Example A die-casting die having the layout shown in FIG. 1 was designed under the following conditions for a 2.5-inch aluminum alloy base plate (weight 125 g) for a 2.5-inch HDD. The flow is analyzed and each cavity 14A, 14B, 15A, 15B
The inflow timing of the molten metal into the furnace was measured. [Mold conditions] Distance between the center of the biscuit forming portion 7 and the branch portion S: 130 mm Cross-sectional area of the entrance of the sub-runners 11A, 11B, 12A, 12B: 96 mm ² Termination of the sub-runners 11A, 11B, 12A, 12B Area: 17.5 mm ² Inlet / terminal cross-sectional area ratio of sub-runners 11A, 11B, 12A, 12B: 5.5 [Casting conditions] Casting pressure: 9310 kPa Gate speed: 41-45 m / sec Melt temperature: 700 ° C Injection speed: High 2.25 to 2.50 m / sec Low 0.85 m / sec Filling time: 0.01 sec

As a result, each cavity 14 from the start of injection
The time required for the molten metal to reach the gate 13 with respect to A, 14B, 15A, and 15B is substantially constant at 0.03 sec.
The time until the molten metal is filled into B, 15A and 15B is
It is almost constant at 0.04 sec and the first cavity 1
It was confirmed that there was almost no difference in the inflow timing of the molten metal between 4A, 14B and the second-stage cavities 15A, 15B.

[0018]

As described above, according to the die casting mold according to the present invention, since the molten metal flows into each cavity at substantially the same timing, a die casting product having a relatively large and complicated shape like a base plate of a hard disk drive. Even in this case, four or six pieces can be obtained with high quality, which greatly contributes to cost reduction.

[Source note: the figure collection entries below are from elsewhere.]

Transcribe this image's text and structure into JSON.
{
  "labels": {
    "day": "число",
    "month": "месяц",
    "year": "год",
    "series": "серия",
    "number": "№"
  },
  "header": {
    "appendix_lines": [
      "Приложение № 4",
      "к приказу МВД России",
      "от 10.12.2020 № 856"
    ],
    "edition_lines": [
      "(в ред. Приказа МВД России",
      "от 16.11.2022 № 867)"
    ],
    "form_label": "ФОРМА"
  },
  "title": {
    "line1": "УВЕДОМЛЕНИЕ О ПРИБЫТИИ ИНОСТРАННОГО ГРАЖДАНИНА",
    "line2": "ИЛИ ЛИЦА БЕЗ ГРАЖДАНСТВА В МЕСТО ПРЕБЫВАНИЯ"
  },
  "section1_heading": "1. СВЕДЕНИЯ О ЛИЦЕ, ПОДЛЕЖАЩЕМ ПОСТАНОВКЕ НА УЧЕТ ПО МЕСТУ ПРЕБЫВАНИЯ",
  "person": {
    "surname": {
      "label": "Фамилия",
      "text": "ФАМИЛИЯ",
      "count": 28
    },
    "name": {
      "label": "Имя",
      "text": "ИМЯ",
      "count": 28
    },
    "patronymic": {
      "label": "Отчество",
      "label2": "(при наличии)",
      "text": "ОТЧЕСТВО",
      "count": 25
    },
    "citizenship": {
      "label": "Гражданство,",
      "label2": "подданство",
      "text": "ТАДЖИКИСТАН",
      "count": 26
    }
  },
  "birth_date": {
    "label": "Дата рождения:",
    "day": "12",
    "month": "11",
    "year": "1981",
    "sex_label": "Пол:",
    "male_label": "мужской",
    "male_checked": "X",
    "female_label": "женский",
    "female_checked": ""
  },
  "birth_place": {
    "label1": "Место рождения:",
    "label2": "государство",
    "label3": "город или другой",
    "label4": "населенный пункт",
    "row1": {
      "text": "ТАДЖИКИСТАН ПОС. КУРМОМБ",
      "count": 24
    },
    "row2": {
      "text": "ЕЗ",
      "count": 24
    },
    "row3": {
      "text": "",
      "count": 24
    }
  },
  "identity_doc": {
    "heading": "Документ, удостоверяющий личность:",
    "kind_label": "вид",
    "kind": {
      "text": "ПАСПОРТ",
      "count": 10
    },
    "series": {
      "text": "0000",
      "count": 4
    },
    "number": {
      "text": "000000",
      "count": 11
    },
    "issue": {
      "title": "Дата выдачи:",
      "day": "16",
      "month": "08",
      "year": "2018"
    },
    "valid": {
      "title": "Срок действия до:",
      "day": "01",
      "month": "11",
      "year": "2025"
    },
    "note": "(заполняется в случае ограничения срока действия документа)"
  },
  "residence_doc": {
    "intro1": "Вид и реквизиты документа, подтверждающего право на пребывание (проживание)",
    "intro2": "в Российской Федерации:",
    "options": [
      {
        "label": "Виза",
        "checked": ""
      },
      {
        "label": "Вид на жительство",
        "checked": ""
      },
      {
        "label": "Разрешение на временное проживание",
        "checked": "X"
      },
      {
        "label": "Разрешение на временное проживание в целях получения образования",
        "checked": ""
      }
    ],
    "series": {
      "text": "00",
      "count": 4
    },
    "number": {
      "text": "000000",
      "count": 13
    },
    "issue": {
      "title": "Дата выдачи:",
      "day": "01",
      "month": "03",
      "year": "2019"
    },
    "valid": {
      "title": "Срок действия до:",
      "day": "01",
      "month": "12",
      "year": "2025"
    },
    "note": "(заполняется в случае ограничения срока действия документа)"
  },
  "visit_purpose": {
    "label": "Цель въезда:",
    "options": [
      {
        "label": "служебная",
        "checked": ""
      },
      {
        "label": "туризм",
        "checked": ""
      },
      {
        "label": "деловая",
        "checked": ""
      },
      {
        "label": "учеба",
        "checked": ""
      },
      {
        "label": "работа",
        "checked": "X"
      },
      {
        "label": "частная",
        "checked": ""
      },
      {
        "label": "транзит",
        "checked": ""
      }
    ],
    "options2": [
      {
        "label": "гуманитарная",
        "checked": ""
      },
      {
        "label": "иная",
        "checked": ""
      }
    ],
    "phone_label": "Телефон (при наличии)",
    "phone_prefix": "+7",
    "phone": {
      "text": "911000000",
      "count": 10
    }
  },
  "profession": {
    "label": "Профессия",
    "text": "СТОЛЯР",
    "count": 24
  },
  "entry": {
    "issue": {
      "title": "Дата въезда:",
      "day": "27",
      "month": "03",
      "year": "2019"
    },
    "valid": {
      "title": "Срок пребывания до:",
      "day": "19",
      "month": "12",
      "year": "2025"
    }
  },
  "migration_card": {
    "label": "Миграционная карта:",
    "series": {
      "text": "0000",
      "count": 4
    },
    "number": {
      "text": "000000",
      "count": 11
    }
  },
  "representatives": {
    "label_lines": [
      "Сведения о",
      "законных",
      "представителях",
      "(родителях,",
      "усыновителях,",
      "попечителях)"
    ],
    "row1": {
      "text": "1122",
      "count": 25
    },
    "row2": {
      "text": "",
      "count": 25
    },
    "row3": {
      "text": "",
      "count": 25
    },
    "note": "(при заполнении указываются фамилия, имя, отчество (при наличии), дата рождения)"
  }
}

According to the method for designing a die casting mold according to the present invention,
The flow of the molten metal is analyzed using computer simulation, and the design is made so that the molten metal flows into each cavity at almost the same timing. Practical use of the die casting mold can be achieved at low cost.

[Brief description of the drawings]

FIG. 1 is a plan view showing a layout of a die casting mold as an embodiment of the present invention.

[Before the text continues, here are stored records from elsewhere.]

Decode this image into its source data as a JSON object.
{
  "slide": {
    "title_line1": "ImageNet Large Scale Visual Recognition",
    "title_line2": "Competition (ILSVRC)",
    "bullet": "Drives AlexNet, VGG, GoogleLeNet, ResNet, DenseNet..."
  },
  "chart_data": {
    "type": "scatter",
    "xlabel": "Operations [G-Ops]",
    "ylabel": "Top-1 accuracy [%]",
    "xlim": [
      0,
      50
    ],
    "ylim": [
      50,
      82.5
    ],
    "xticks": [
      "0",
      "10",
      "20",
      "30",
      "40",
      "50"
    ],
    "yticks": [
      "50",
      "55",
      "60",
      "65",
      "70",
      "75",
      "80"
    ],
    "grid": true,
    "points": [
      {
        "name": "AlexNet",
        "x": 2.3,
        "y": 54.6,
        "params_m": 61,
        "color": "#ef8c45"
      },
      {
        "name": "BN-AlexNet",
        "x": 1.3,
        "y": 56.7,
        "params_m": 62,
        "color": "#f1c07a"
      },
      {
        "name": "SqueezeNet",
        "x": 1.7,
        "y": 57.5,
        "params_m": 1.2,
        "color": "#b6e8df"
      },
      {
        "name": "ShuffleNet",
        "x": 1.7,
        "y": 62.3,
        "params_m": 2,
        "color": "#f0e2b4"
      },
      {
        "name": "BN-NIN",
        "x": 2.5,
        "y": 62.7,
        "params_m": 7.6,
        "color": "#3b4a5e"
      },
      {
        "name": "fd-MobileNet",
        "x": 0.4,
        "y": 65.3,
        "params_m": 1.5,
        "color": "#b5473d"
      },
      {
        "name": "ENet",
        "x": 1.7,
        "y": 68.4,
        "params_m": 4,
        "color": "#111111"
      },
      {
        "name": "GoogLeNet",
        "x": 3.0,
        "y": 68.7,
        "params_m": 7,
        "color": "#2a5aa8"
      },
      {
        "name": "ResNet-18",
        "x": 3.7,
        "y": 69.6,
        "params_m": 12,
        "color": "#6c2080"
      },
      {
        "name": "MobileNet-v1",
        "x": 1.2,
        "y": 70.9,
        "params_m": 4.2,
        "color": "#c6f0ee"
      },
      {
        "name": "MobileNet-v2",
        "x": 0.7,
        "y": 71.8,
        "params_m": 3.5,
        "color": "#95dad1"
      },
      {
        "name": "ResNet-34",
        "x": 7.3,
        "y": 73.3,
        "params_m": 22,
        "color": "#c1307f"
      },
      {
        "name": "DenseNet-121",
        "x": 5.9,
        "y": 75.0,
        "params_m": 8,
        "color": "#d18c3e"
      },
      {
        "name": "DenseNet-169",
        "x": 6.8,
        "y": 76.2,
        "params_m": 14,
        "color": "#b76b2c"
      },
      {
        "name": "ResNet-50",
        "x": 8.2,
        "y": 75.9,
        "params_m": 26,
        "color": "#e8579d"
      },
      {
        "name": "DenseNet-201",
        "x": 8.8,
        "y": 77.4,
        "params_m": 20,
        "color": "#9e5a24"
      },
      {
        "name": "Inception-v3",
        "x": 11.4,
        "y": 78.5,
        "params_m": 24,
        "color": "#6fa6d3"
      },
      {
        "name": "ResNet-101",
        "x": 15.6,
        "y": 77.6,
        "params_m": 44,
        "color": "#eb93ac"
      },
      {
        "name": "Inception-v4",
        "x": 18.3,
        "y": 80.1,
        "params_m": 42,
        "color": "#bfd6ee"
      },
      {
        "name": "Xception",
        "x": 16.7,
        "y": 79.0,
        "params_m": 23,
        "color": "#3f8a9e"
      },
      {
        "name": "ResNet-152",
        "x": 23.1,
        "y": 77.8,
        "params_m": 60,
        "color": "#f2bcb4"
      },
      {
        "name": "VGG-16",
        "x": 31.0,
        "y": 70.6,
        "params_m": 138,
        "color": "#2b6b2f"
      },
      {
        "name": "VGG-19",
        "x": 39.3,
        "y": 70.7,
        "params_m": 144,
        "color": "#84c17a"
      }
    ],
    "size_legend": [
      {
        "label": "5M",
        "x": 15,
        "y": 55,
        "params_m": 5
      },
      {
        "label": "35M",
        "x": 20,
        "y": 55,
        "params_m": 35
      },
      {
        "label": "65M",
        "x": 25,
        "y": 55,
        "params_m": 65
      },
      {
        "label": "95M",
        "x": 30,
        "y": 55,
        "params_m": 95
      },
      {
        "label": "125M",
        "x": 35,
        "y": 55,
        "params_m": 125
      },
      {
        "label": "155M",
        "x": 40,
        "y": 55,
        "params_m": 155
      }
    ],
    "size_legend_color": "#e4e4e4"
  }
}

FIG. 2 is a sectional view showing the overall structure of the die casting mold.

[Explanation of symbols]

 7 Biscuit forming section 10 Main runner 11A, 11B First sub-runner 12A, 12B Second sub-runner 13 Gate 14A, 14B First-stage cavity 15A, 15B Second-stage cavity

Claims (5)

[Claims] 1. A first sub-runner is branched from the middle of a main runner following a biscuit forming portion in a left-right direction intersecting with an extension direction of the first runner. The two sub-runners are branched, cavities are connected to the first and second sub-runners via gates, and the molten metal flows into each cavity at substantially the same timing. A die-casting die wherein a length up to a branch portion of the second sub-runner is set. 2. The third sub-runner is bifurcated in the direction of extension of the second sub-runner from the end of the second sub-runner, a cavity for the second sub-runner is omitted, and a gate is provided to each of the third sub-runners. 2. The die casting mold according to claim 1, wherein the cavities are connected to each other. 3. The die-casting die according to claim 1, wherein each of the sub-runners is formed to have a terminal cross-sectional area smaller than an inlet cross-sectional area. 4. The die casting die according to claim 1, wherein the die casting die is for casting a base plate of a hard disk drive. 5. The method for designing a die casting mold according to claim 1, wherein the flow of the molten metal is dynamically analyzed by computer simulation, and the molten metal flows into each cavity at substantially the same timing. like,
A method for designing a die casting mold, comprising setting a length from a center of a biscuit forming portion to a branch portion of a second sub-runner or a third sub-runner.